The following article was published by The New York Times on 22 September 2015. It features AOAV’s research on the impact of explosive weapons in Yemen. The original article, written by Shauib Almosawa and Kareem Fahim, can be found here.
Read the report: State of Crisis: Explosive Weapons in Yemen
SANA, Yemen — President Abdu Rabbu Mansour Hadi of Yemen flew back to his war-ravaged country on Tuesday for the first time since he was forced into exile six months ago, according to a senior Yemeni security official and a statement by his exiled government.
The statement said his visit was meant to coincide with “great victories” that forces allied with his government had achieved against the Houthis. But it appeared to be more a symbolic reminder of Mr. Hadi’s authority than a sign that his government or its backers in Saudi Arabia are prevailing in the civil war inYemen. Sana, the capital, is still under the control of the Houthi rebels who drove him out, and other major cities are torn by fighting or are dominated by Sunni extremists.
Mr. Hadi flew to the southern port city of Aden, which forces allied with his government captured in July, said Mohammed Mousaed, a senior security official in the city.
A Saudi-led military coalition began a campaign of airstrikes against the Houthis in March with the aim of restoring power to Mr. Hadi’s government. The intervention set off a civil war in Yemen that has left nearly 5,000 people dead and drawn regional powers into the fighting. Sunni Arab governments see the war as an opportunity to shore up their domestic legitimacy and as a contest for regional supremacy against Iran, which has ties to the Shiite-led Houthis.
So far, though, the Saudi-led coalition has been unable to subdue the Houthi militias, even though states in the coalition have advanced military hardware and receive assistance from Britain and the United States.
The coalition made notable progress this summer by driving the Houthis from Aden and other parts of southern Yemen, clearing the way for Mr. Hadi’s ministers to return. But the coalition has struggled to secure Aden, and it faces a persistent threat from armed groups operating in the city.
It was not clear how long Mr. Hadi intended to remain in Aden.

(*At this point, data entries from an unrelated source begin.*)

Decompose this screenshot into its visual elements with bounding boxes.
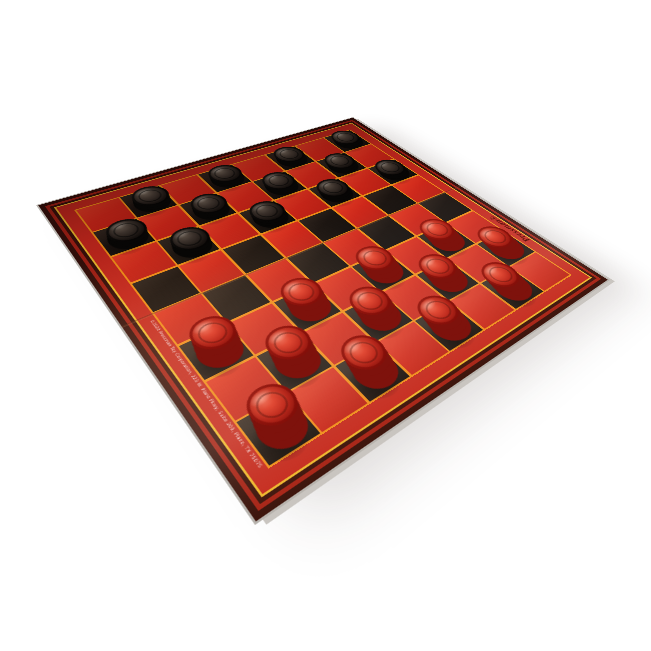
photo-backdrop: ©2020 Pressman Toy Corporation, 223 W. P…	[0, 0, 651, 651]
checkers-board: ©2020 Pressman Toy Corporation, 223 W. P…	[36, 117, 610, 525]
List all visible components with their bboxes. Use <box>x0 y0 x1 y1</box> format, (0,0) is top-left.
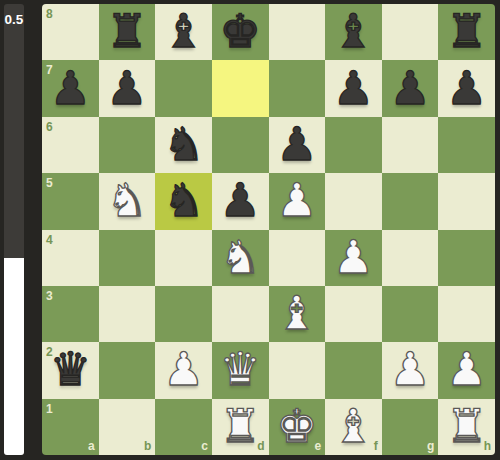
piece-white-rook-h1[interactable]: ♜ <box>446 403 487 449</box>
square-e6[interactable]: ♟︎ <box>269 117 326 173</box>
piece-black-pawn-f7[interactable]: ♟︎ <box>333 65 374 111</box>
square-e1[interactable]: e♚ <box>269 399 326 455</box>
square-b2[interactable] <box>99 342 156 398</box>
evaluation-bar-white-portion <box>4 258 24 455</box>
square-b6[interactable] <box>99 117 156 173</box>
piece-black-bishop-f8[interactable]: ♝ <box>333 8 374 54</box>
square-c2[interactable]: ♟︎ <box>155 342 212 398</box>
piece-black-queen-a2[interactable]: ♛ <box>50 346 91 392</box>
rank-label-1: 1 <box>46 403 53 415</box>
piece-white-pawn-f4[interactable]: ♟︎ <box>333 234 374 280</box>
square-c6[interactable]: ♞ <box>155 117 212 173</box>
piece-black-pawn-b7[interactable]: ♟︎ <box>106 65 147 111</box>
square-c8[interactable]: ♝ <box>155 4 212 60</box>
piece-black-rook-b8[interactable]: ♜ <box>106 8 147 54</box>
square-g5[interactable] <box>382 173 439 229</box>
square-b5[interactable]: ♞ <box>99 173 156 229</box>
square-h8[interactable]: ♜ <box>438 4 495 60</box>
square-d1[interactable]: d♜ <box>212 399 269 455</box>
piece-black-pawn-e6[interactable]: ♟︎ <box>276 121 317 167</box>
square-c5[interactable]: ♞ <box>155 173 212 229</box>
square-e4[interactable] <box>269 230 326 286</box>
piece-white-bishop-f1[interactable]: ♝ <box>333 403 374 449</box>
square-h4[interactable] <box>438 230 495 286</box>
square-a2[interactable]: 2♛ <box>42 342 99 398</box>
square-h5[interactable] <box>438 173 495 229</box>
square-a5[interactable]: 5 <box>42 173 99 229</box>
piece-black-pawn-a7[interactable]: ♟︎ <box>50 65 91 111</box>
square-e2[interactable] <box>269 342 326 398</box>
piece-white-pawn-g2[interactable]: ♟︎ <box>389 346 430 392</box>
square-f2[interactable] <box>325 342 382 398</box>
square-g6[interactable] <box>382 117 439 173</box>
piece-black-bishop-c8[interactable]: ♝ <box>163 8 204 54</box>
file-label-g: g <box>427 440 434 452</box>
square-b8[interactable]: ♜ <box>99 4 156 60</box>
piece-black-king-d8[interactable]: ♚ <box>220 8 261 54</box>
chess-board: 8♜♝♚♝♜7♟︎♟︎♟︎♟︎♟︎6♞♟︎5♞♞♟︎♟︎4♞♟︎3♝2♛♟︎♛♟… <box>42 4 495 455</box>
square-d4[interactable]: ♞ <box>212 230 269 286</box>
piece-black-rook-h8[interactable]: ♜ <box>446 8 487 54</box>
square-f3[interactable] <box>325 286 382 342</box>
square-h1[interactable]: h♜ <box>438 399 495 455</box>
piece-white-pawn-e5[interactable]: ♟︎ <box>276 177 317 223</box>
square-e5[interactable]: ♟︎ <box>269 173 326 229</box>
square-d6[interactable] <box>212 117 269 173</box>
file-label-b: b <box>144 440 151 452</box>
square-g3[interactable] <box>382 286 439 342</box>
square-c7[interactable] <box>155 60 212 116</box>
piece-white-knight-d4[interactable]: ♞ <box>220 234 261 280</box>
file-label-c: c <box>201 440 208 452</box>
square-b7[interactable]: ♟︎ <box>99 60 156 116</box>
square-f8[interactable]: ♝ <box>325 4 382 60</box>
piece-white-king-e1[interactable]: ♚ <box>276 403 317 449</box>
square-b4[interactable] <box>99 230 156 286</box>
square-a7[interactable]: 7♟︎ <box>42 60 99 116</box>
piece-black-knight-c6[interactable]: ♞ <box>163 121 204 167</box>
square-e7[interactable] <box>269 60 326 116</box>
square-d3[interactable] <box>212 286 269 342</box>
evaluation-score: 0.5 <box>0 12 28 27</box>
square-g8[interactable] <box>382 4 439 60</box>
square-f4[interactable]: ♟︎ <box>325 230 382 286</box>
square-a6[interactable]: 6 <box>42 117 99 173</box>
square-g2[interactable]: ♟︎ <box>382 342 439 398</box>
square-g1[interactable]: g <box>382 399 439 455</box>
square-f5[interactable] <box>325 173 382 229</box>
square-d8[interactable]: ♚ <box>212 4 269 60</box>
square-c3[interactable] <box>155 286 212 342</box>
square-f1[interactable]: f♝ <box>325 399 382 455</box>
square-a3[interactable]: 3 <box>42 286 99 342</box>
file-label-a: a <box>88 440 95 452</box>
square-f6[interactable] <box>325 117 382 173</box>
piece-black-pawn-d5[interactable]: ♟︎ <box>220 177 261 223</box>
piece-white-bishop-e3[interactable]: ♝ <box>276 290 317 336</box>
square-a1[interactable]: 1a <box>42 399 99 455</box>
square-h7[interactable]: ♟︎ <box>438 60 495 116</box>
square-a4[interactable]: 4 <box>42 230 99 286</box>
square-e8[interactable] <box>269 4 326 60</box>
rank-label-4: 4 <box>46 234 53 246</box>
piece-white-queen-d2[interactable]: ♛ <box>220 346 261 392</box>
square-g4[interactable] <box>382 230 439 286</box>
square-d5[interactable]: ♟︎ <box>212 173 269 229</box>
square-d7[interactable] <box>212 60 269 116</box>
square-h3[interactable] <box>438 286 495 342</box>
square-d2[interactable]: ♛ <box>212 342 269 398</box>
file-label-f: f <box>374 440 378 452</box>
piece-white-pawn-h2[interactable]: ♟︎ <box>446 346 487 392</box>
rank-label-8: 8 <box>46 8 53 20</box>
square-b3[interactable] <box>99 286 156 342</box>
piece-black-knight-c5[interactable]: ♞ <box>163 177 204 223</box>
square-e3[interactable]: ♝ <box>269 286 326 342</box>
square-a8[interactable]: 8 <box>42 4 99 60</box>
square-f7[interactable]: ♟︎ <box>325 60 382 116</box>
square-c4[interactable] <box>155 230 212 286</box>
piece-white-pawn-c2[interactable]: ♟︎ <box>163 346 204 392</box>
piece-white-rook-d1[interactable]: ♜ <box>220 403 261 449</box>
rank-label-5: 5 <box>46 177 53 189</box>
square-c1[interactable]: c <box>155 399 212 455</box>
square-b1[interactable]: b <box>99 399 156 455</box>
square-g7[interactable]: ♟︎ <box>382 60 439 116</box>
square-h2[interactable]: ♟︎ <box>438 342 495 398</box>
piece-black-pawn-g7[interactable]: ♟︎ <box>389 65 430 111</box>
piece-black-pawn-h7[interactable]: ♟︎ <box>446 65 487 111</box>
rank-label-3: 3 <box>46 290 53 302</box>
piece-white-knight-b5[interactable]: ♞ <box>106 177 147 223</box>
evaluation-bar <box>4 4 24 455</box>
rank-label-6: 6 <box>46 121 53 133</box>
square-h6[interactable] <box>438 117 495 173</box>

A government official told the Reuters news agency that he would stay through the Eid al-Adha holiday on Wednesday and then travel to New York to speak at the United Nations.
His return to Yemen coincides with one of the most violent chapters in the war so far. The Houthis, who are allied with security forces loyal to Ali Abdullah Saleh, Mr. Hadi’s predecessor as president, have mounted a brutal offensive to control Taiz, in central Yemen.
Meanwhile, coalition warplanes have intensified their bombing of Sana in recent weeks, hitting the city daily in attacks that have killed scores of civilians.
In the latest raid, warplanes bombed a house and an apartment building in a southern neighborhood of the capital Tuesday morning, killing at least 18 people. The dead included six members of the Al Qurashi family, according to Mohammed al-Bina, who said his uncle was among the victims.
As has often been the case, there was no clear military target in the neighborhood that was struck, residents said.
“They will say there were weapons stored in our home,” said Yaseen Al-Maghribi, 11, whose father and brother were killed in the bombings. “All we had was 40 liters of petrol, and now that’s gone.”
A report released on Tuesday said that in the first seven months of 2015, explosive weapons killed or injured more people in Yemen — 5,239 — than in any other nation. Eighty-six percent were civilians, and most of those casualties were due to airstrikes by the Saudi-led coalition, according to the report, by the United Nations Office for the Coordination of Humanitarian Affairs and a British charity, Action on Armed Violence.